Her "Beastly Territory" features subject matter that breathes an atmosphere of folk magic. Three brightly dressed, probably female, figures are dwarfed by a fantastical creature that they have nevertheless managed to lay low. Arrows pierce his flesh, and they are busy tying him up. Curiously, he appears to wear a ceremonial mask, and that is where simple explanations run out of steam and something more speculative has to take over. I admit that I had never seen Rozich's beguiling work before, and I regard her as a real find.
The other Neddy winner (in what is now called the open medium category) is better-known. Eirik Johnson is fast gaining a reputation as one of the country's best young photographers, and he had a splendid exhibition at G. Gibson Gallery this past spring.

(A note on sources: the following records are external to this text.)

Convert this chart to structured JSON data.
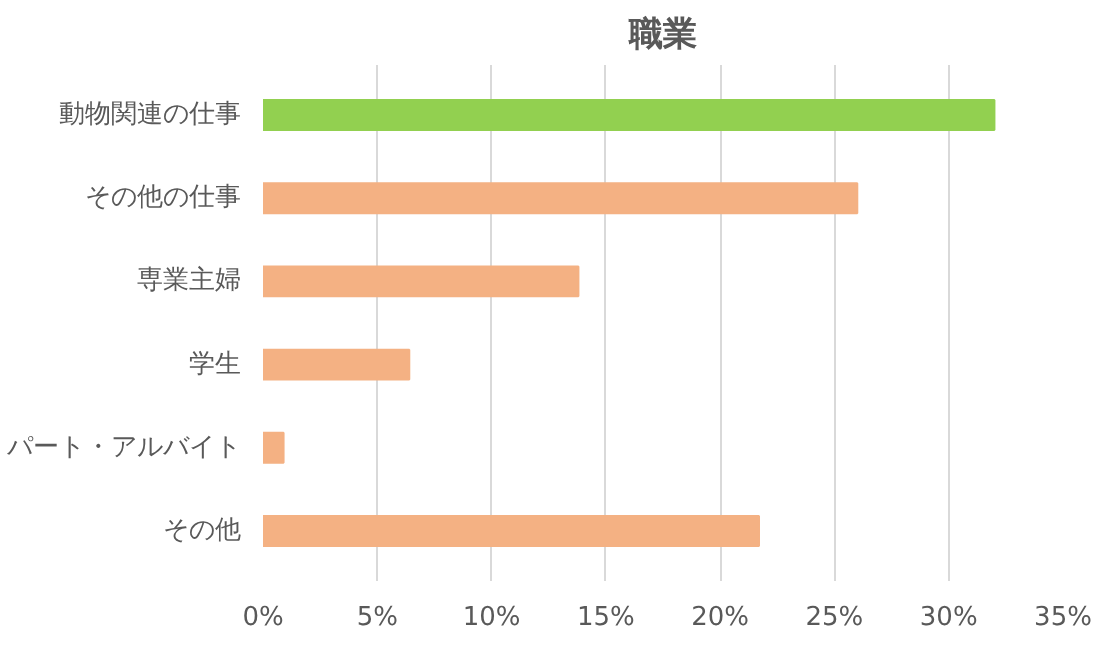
{
  "chart_data": {
    "type": "bar",
    "orientation": "horizontal",
    "title": "職業",
    "categories": [
      "動物関連の仕事",
      "その他の仕事",
      "専業主婦",
      "学生",
      "パート・アルバイト",
      "その他"
    ],
    "values": [
      32.0,
      26.0,
      13.8,
      6.4,
      0.9,
      21.7
    ],
    "colors": [
      "#92d050",
      "#f4b183",
      "#f4b183",
      "#f4b183",
      "#f4b183",
      "#f4b183"
    ],
    "xlim": [
      0,
      35
    ],
    "xticks": [
      {
        "value": 0,
        "label": "0%"
      },
      {
        "value": 5,
        "label": "5%"
      },
      {
        "value": 10,
        "label": "10%"
      },
      {
        "value": 15,
        "label": "15%"
      },
      {
        "value": 20,
        "label": "20%"
      },
      {
        "value": 25,
        "label": "25%"
      },
      {
        "value": 30,
        "label": "30%"
      },
      {
        "value": 35,
        "label": "35%"
      }
    ],
    "grid": "x"
  }
}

The work that represents him here is drawn from the same two series that show comprised, "The Mushroom Camps" and "Barrow Cabins." Both series (like his celebrated "Sawdust Mountain" series that was at the Henry in 2009) reflect Johnson's fascination with the impact of human activity on the natural world and with the lives of the communities responsible for that impact. "Abandoned shack, Crescent Lake mushroom camp, 2011" is a wonderful picture. At its simplest level it shows the bare wooden framework of the sort of shack that mushroom foragers live in during the spring and fall seasons when edible fungi are most plentiful in the Pacific Northwest.
But there is something curiously fitting about the structure's placement there among the conifers, and its reflection of their verticals. Irrational though it might seem, there is almost a hint that the men who erected it had learned something from the mysterious appearance of the mushrooms that provide their livelihood.
As well as each receiving a check for $25,000, Rozich and Johnson will be involved in Cornish's wide-ranging exhibition and education programming during the next year. We are fortunate indeed.